Dans l'apprentissage existentiel ou spirituel, chaque individu avance dans un territoire qui a certainement été parcouru par d'autres explorateurs mais leur expérience ne peut pas l'aider. Il n'y a pas de chemin commun. Dans les apprentissages cognitifs, les routes sont partagées par des millions de voyageurs. Seul, le temps nécessaire à chacun variera. Quelles que soient les routes choisies, elles ont déjà été parcourues et les balisages installés.
Dans le domaine spirituel, je ne pense pas que les routes empruntées par les prédécesseurs puissent permettre une avancée certaine. Il ne s'agirait que d'une illusion. Le fait de connaître un peu les écrits de Krishnamurti ne me fait pas progresser sur le chemin que cet homme a emprunté. Je reste immanquablement sur un chemin personnel. Sans doute que les réflexions qui me sont proposées participeront à l'accumulation de l'énergie interne indispensable à l'éclairage de mes lampadaires mais ça ne sera jamais les lumières des autres explorateurs.
Le marcheur spirituel est seul sur son chemin. C'est peut-être cette solitude qui rebute tant les humains.
L'accumulation des savoirs cognitifs favorise les rencontres et surtout les comparaisons entre individus, ce qui contribue à l'image de l'ego. Il s'agit d'une connaissance partagée mais la compréhension de soi reste bannie dès lors que la connaissance devient le seul enjeu.
Dans l'exploration spirituelle, il n'y a aucun palier identifiable, aucun diplôme, aucune étape commune. Et par conséquent aucune comparaison possible.
"Ah, je suis plus éveillé que toi ! "
Absurdité totale qui confère à son propriétaire la nécessité de retourner au premier lampadaire...Il n' a rien compris. D'un point de vue spirituel.
Je vis finalement la même chose lorsque j'écris. Depuis bien longtemps, je n'ai lu un roman. Aucun bonheur à le faire. Il ne s'agit pas d'un rejet critique ou d'une prétention absurde mais bien la nécessité d'avancer sur mon chemin, sans croire que je pourrai user des énergies déployées par d'autres.
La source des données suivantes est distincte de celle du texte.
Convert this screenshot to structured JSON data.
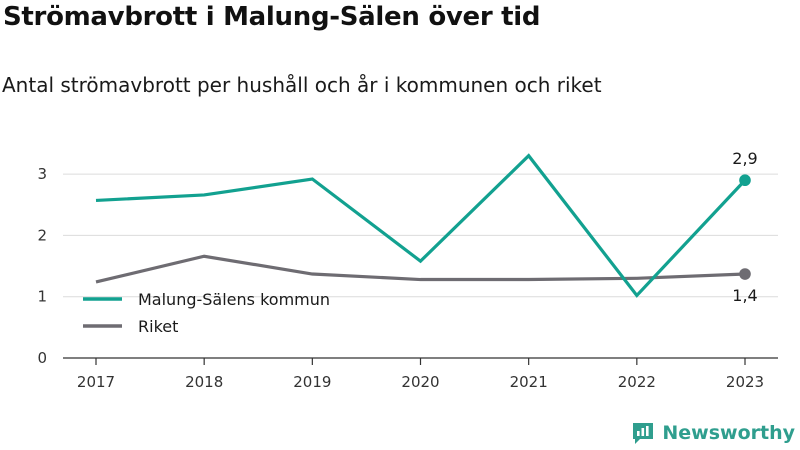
{
  "header": {
    "title": "Strömavbrott i Malung-Sälen över tid",
    "subtitle": "Antal strömavbrott per hushåll och år i kommunen och riket"
  },
  "brand": {
    "name": "Newsworthy",
    "color": "#2f9e8e"
  },
  "chart_data": {
    "type": "line",
    "title": "Strömavbrott i Malung-Sälen över tid",
    "subtitle": "Antal strömavbrott per hushåll och år i kommunen och riket",
    "xlabel": "",
    "ylabel": "",
    "categories": [
      "2017",
      "2018",
      "2019",
      "2020",
      "2021",
      "2022",
      "2023"
    ],
    "yticks": [
      "0",
      "1",
      "2",
      "3"
    ],
    "ylim": [
      0,
      3.5
    ],
    "grid": true,
    "legend_position": "bottom-left",
    "series": [
      {
        "name": "Malung-Sälens kommun",
        "color": "#12a190",
        "values": [
          2.57,
          2.66,
          2.92,
          1.58,
          3.3,
          1.02,
          2.9
        ],
        "end_label": "2,9"
      },
      {
        "name": "Riket",
        "color": "#6e6c72",
        "values": [
          1.24,
          1.66,
          1.37,
          1.28,
          1.28,
          1.3,
          1.37
        ],
        "end_label": "1,4"
      }
    ]
  }
}
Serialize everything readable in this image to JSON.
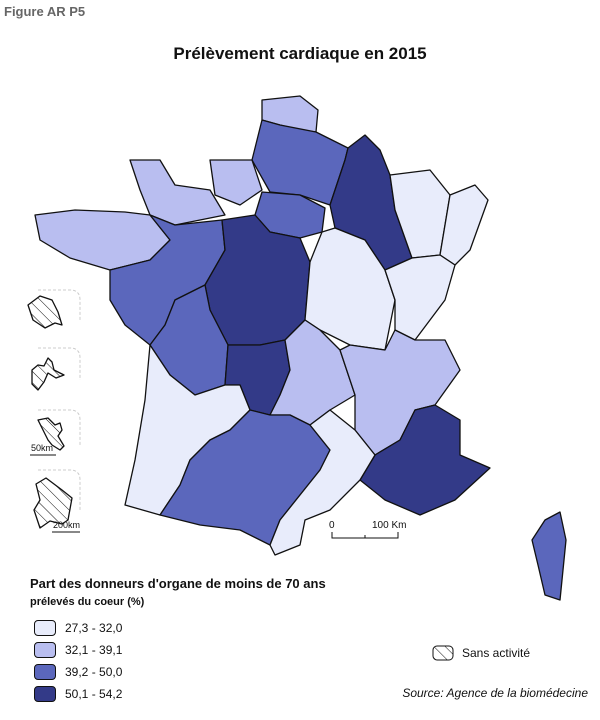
{
  "figure_label": "Figure AR P5",
  "title": "Prélèvement cardiaque en 2015",
  "legend": {
    "title": "Part des donneurs d'organe de moins de 70 ans",
    "subtitle": "prélevés du coeur (%)",
    "classes": [
      {
        "label": "27,3 - 32,0",
        "color": "#e8ecfb"
      },
      {
        "label": "32,1 - 39,1",
        "color": "#b9bef0"
      },
      {
        "label": "39,2 - 50,0",
        "color": "#5b67bc"
      },
      {
        "label": "50,1 - 54,2",
        "color": "#333a88"
      }
    ],
    "no_activity": "Sans activité"
  },
  "regions": [
    {
      "name": "Nord-Pas-de-Calais",
      "class": 1
    },
    {
      "name": "Picardie",
      "class": 2
    },
    {
      "name": "Haute-Normandie",
      "class": 1
    },
    {
      "name": "Basse-Normandie",
      "class": 1
    },
    {
      "name": "Ile-de-France",
      "class": 2
    },
    {
      "name": "Champagne-Ardenne",
      "class": 3
    },
    {
      "name": "Lorraine",
      "class": 0
    },
    {
      "name": "Alsace",
      "class": 0
    },
    {
      "name": "Bretagne",
      "class": 1
    },
    {
      "name": "Pays de la Loire",
      "class": 2
    },
    {
      "name": "Centre",
      "class": 3
    },
    {
      "name": "Bourgogne",
      "class": 0
    },
    {
      "name": "Franche-Comté",
      "class": 0
    },
    {
      "name": "Poitou-Charentes",
      "class": 2
    },
    {
      "name": "Limousin",
      "class": 3
    },
    {
      "name": "Auvergne",
      "class": 1
    },
    {
      "name": "Rhône-Alpes",
      "class": 1
    },
    {
      "name": "Provence-Alpes-Côte d'Azur",
      "class": 3
    },
    {
      "name": "Aquitaine",
      "class": 0
    },
    {
      "name": "Midi-Pyrénées",
      "class": 2
    },
    {
      "name": "Languedoc-Roussillon",
      "class": 0
    },
    {
      "name": "Corse",
      "class": 2
    }
  ],
  "overseas": [
    "La Réunion",
    "Guadeloupe",
    "Martinique",
    "Guyane"
  ],
  "scales": {
    "main_0": "0",
    "main_100": "100 Km",
    "inset_50": "50km",
    "inset_200": "200km"
  },
  "source": "Source: Agence de la biomédecine"
}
Si je cherchais à m'attribuer la lumière d'un autre pour parvenir à avancer, je ne ferai que m'égarer, je ne marquerai pas mon propre chemin, je marcherai dans des traces déjà inscrites. Je provoquerai moi-même l'égarement et je me plaindrai immanquablement un jour de ce manque de soutien, de cette absence de solidarité qui me condamne à errer dans les noirceurs.
J'écris avec une bougie à la main. Les ombres sont chancelantes, instables, le moindre souffle fait vaciller la flamme, mais je sais que derrière moi, les refuges sont ancrés, je sais où je peux me reposer et attendre l'épuisement des tempêtes. J'ai appris la patience. Vingt ans que j'écris. Chose surprenante, la cire de la bougie diminue au fil du temps, les années ruissellent, mais la lumière s'amplifie, insensiblement. Il m'arrive parfois de me projeter vers ce jour où la mèche de la bougie trempera dans un calice infime de cire et j'imagine la clarté. Se consumer pour rayonner au plus loin des horizons offerts.